By the bus terminals attached thereto, the station is connected with many locations in Takatsuki, as well as Hirakatashi Station on the Keihan Main Line in Hirakata, Osaka, across the Yodo River.

| 1 | ■ JR Kyoto Line | limited express "Haruka" "Thunderbird" and special rapid services for Kyoto and Kusatsu |
| 2 | ■ JR Kyoto Line | rapid services for Kyoto and Kusatsu |
| 3 | ■ JR Kyoto Line | local trains for Kyoto |
| 4 | ■ JR Kyoto Line | local trains for Shin-Osaka, Osaka, Sannomiya and Takarazuka |
| 5 | ■ JR Kyoto Line | rapid services for Shin-Osaka, Osaka and Sannomiya |
| 6 | ■ JR Kyoto Line | limited express "Thunderbird" and special rapid services for Shin-Osaka, Osaka and Sannomiya |
| ■ Kansai Airport Line | limited express "Haruka" for Kansai Airport |

== Adjacent stations ==

| « |  | Service | » |  |
Tōkaidō Main Line (JR Kyoto Line)
Limited Express "Hida": Does not stop at this station
Limited Express "Kuroshio": Does not stop at this station
| Kyōto (JR-A31) |  | Limited Express Thunderbird Kansai Airport Limited Express Haruka (Some trains only) |  | Shin-Ōsaka (JR-A46) |
| Kyōto (JR-A31) |  | Special Rapid Service |  | Shin-Ōsaka (JR-A46) |
| Nagaokakyō (JR-A35) |  | Rapid Service (in the morning) |  | Ibaraki (JR-A41) |
| Shimamoto (JR-A37) (as local trains) |  | Rapid Service (after the morning) |  | Ibaraki (JR-A41) |
| Shimamoto (JR-A37) |  | Local |  | Settsu-Tonda (JR-A39) |

== History ==
Takatsuki Station opened when the railway between Osaka and Kyoto started provisional operation between Osaka Station and Mukōmachi Station on 28 July 1876. Since the railway was first built with single track, the location of Takatsuki Station in the middle of Osaka and Kyoto was suitable for trains of both directions to cross each other.
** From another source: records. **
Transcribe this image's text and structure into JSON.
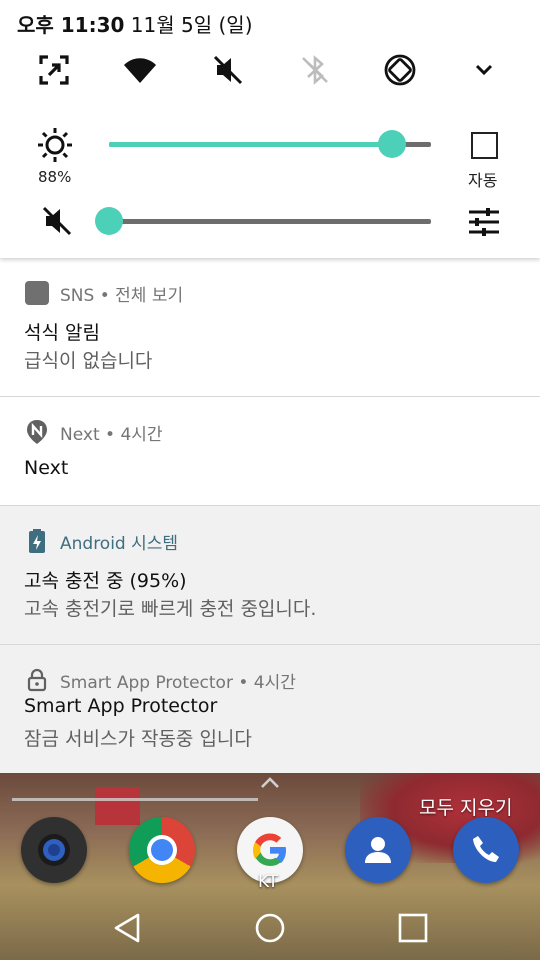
{
  "status_bar": {
    "time": "오후 11:30",
    "date": "11월 5일 (일)"
  },
  "quick_settings": {
    "tiles": [
      "screen-capture-icon",
      "wifi-icon",
      "sound-off-icon",
      "bluetooth-off-icon",
      "auto-rotate-icon",
      "expand-chevron-icon"
    ],
    "brightness": {
      "percent_label": "88%",
      "level": 0.88,
      "auto_label": "자동"
    },
    "volume": {
      "level": 0.0
    },
    "accent_color": "#4dd0b8"
  },
  "notifications": [
    {
      "app": "SNS • 전체 보기",
      "title": "석식 알림",
      "body": "급식이 없습니다",
      "icon": "sns-app-icon"
    },
    {
      "app": "Next • 4시간",
      "title": "Next",
      "body": "",
      "icon": "next-pin-icon"
    },
    {
      "app": "Android 시스템",
      "title": "고속 충전 중 (95%)",
      "body": "고속 충전기로 빠르게 충전 중입니다.",
      "icon": "battery-charging-icon"
    },
    {
      "app": "Smart App Protector • 4시간",
      "title": "Smart App Protector",
      "body": "잠금 서비스가 작동중 입니다",
      "icon": "lock-icon"
    }
  ],
  "home": {
    "clear_all": "모두 지우기",
    "dock": [
      "camera-app-icon",
      "chrome-app-icon",
      "google-app-icon",
      "contacts-app-icon",
      "phone-app-icon"
    ],
    "google_label": "KT"
  },
  "nav": [
    "back-icon",
    "home-icon",
    "recents-icon"
  ]
}
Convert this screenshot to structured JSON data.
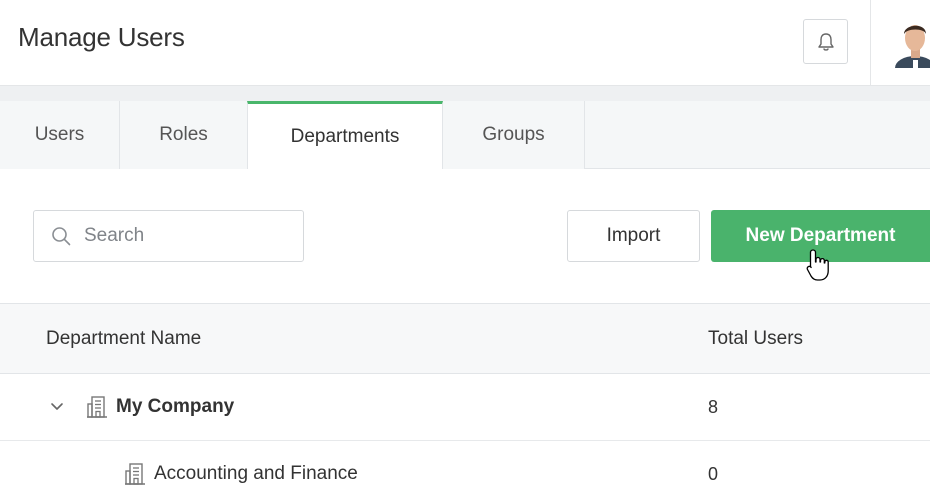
{
  "header": {
    "title": "Manage Users",
    "bell_icon": "bell-icon",
    "avatar_icon": "user-avatar"
  },
  "tabs": [
    {
      "label": "Users",
      "active": false
    },
    {
      "label": "Roles",
      "active": false
    },
    {
      "label": "Departments",
      "active": true
    },
    {
      "label": "Groups",
      "active": false
    }
  ],
  "toolbar": {
    "search_placeholder": "Search",
    "search_value": "",
    "import_label": "Import",
    "new_label": "New Department"
  },
  "table": {
    "columns": [
      "Department Name",
      "Total Users"
    ],
    "rows": [
      {
        "name": "My Company",
        "total_users": "8",
        "expanded": true,
        "level": 0
      },
      {
        "name": "Accounting and Finance",
        "total_users": "0",
        "expanded": false,
        "level": 1
      }
    ]
  },
  "colors": {
    "accent_green": "#4ab36c",
    "active_tab_border": "#49b66b"
  }
}
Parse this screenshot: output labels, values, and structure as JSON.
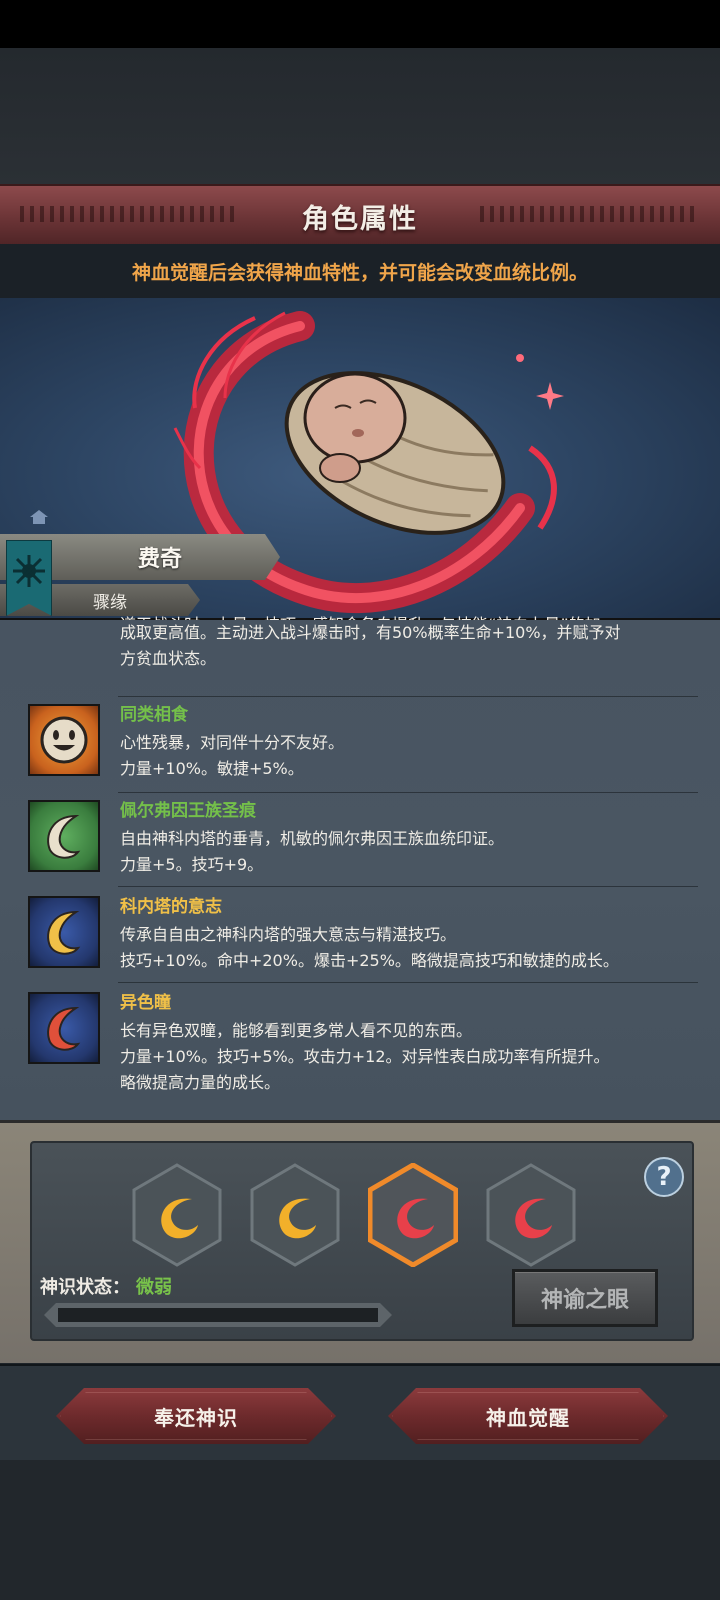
{
  "title": "角色属性",
  "hint": "神血觉醒后会获得神血特性，并可能会改变血统比例。",
  "character": {
    "name": "费奇",
    "lineage": "骤缘"
  },
  "partial_trait": {
    "line1": "道天战斗时，力量、技巧、感知会各自提升，与技能“神血力量”的加",
    "line2": "成取更高值。主动进入战斗爆击时，有50%概率生命+10%，并赋予对",
    "line3": "方贫血状态。"
  },
  "traits": [
    {
      "name": "同类相食",
      "name_color": "#74c04a",
      "icon": "smiley-face-icon",
      "lines": [
        "心性残暴，对同伴十分不友好。",
        "力量+10%。敏捷+5%。"
      ]
    },
    {
      "name": "佩尔弗因王族圣痕",
      "name_color": "#74c04a",
      "icon": "white-crescent-icon",
      "lines": [
        "自由神科内塔的垂青，机敏的佩尔弗因王族血统印证。",
        "力量+5。技巧+9。"
      ]
    },
    {
      "name": "科内塔的意志",
      "name_color": "#f0c048",
      "icon": "gold-crescent-icon",
      "lines": [
        "传承自自由之神科内塔的强大意志与精湛技巧。",
        "技巧+10%。命中+20%。爆击+25%。略微提高技巧和敏捷的成长。"
      ]
    },
    {
      "name": "异色瞳",
      "name_color": "#f0c048",
      "icon": "red-crescent-icon",
      "lines": [
        "长有异色双瞳，能够看到更多常人看不见的东西。",
        "力量+10%。技巧+5%。攻击力+12。对异性表白成功率有所提升。",
        "略微提高力量的成长。"
      ]
    }
  ],
  "god_slots": [
    {
      "icon": "gold-crescent-slot-icon",
      "selected": false
    },
    {
      "icon": "gold-crescent-slot-icon",
      "selected": false
    },
    {
      "icon": "red-crescent-slot-icon",
      "selected": true
    },
    {
      "icon": "red-crescent-slot-icon",
      "selected": false
    }
  ],
  "status": {
    "label": "神识状态：",
    "value": "微弱",
    "level": 0.0
  },
  "help_label": "?",
  "oracle_button": "神谕之眼",
  "buttons": {
    "return": "奉还神识",
    "awaken": "神血觉醒"
  },
  "colors": {
    "accent_orange": "#f0a54a",
    "green": "#74c04a",
    "gold": "#f0c048",
    "red": "#e0403a"
  }
}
Station numbering was introduced to the station in March 2018 with Takatsuki being assigned station number JR-A38.

==Passenger statistics==
In fiscal 2019, the station was used by an average of 64,879 passengers daily (boarding passengers only).

== Surrounding area ==
There is an extensive shopping district between Takatsuki Station and Takatsuki-shi Station (Hankyu Kyoto Line). There are also department stores, Seibu and Matsuzakaya, around the station.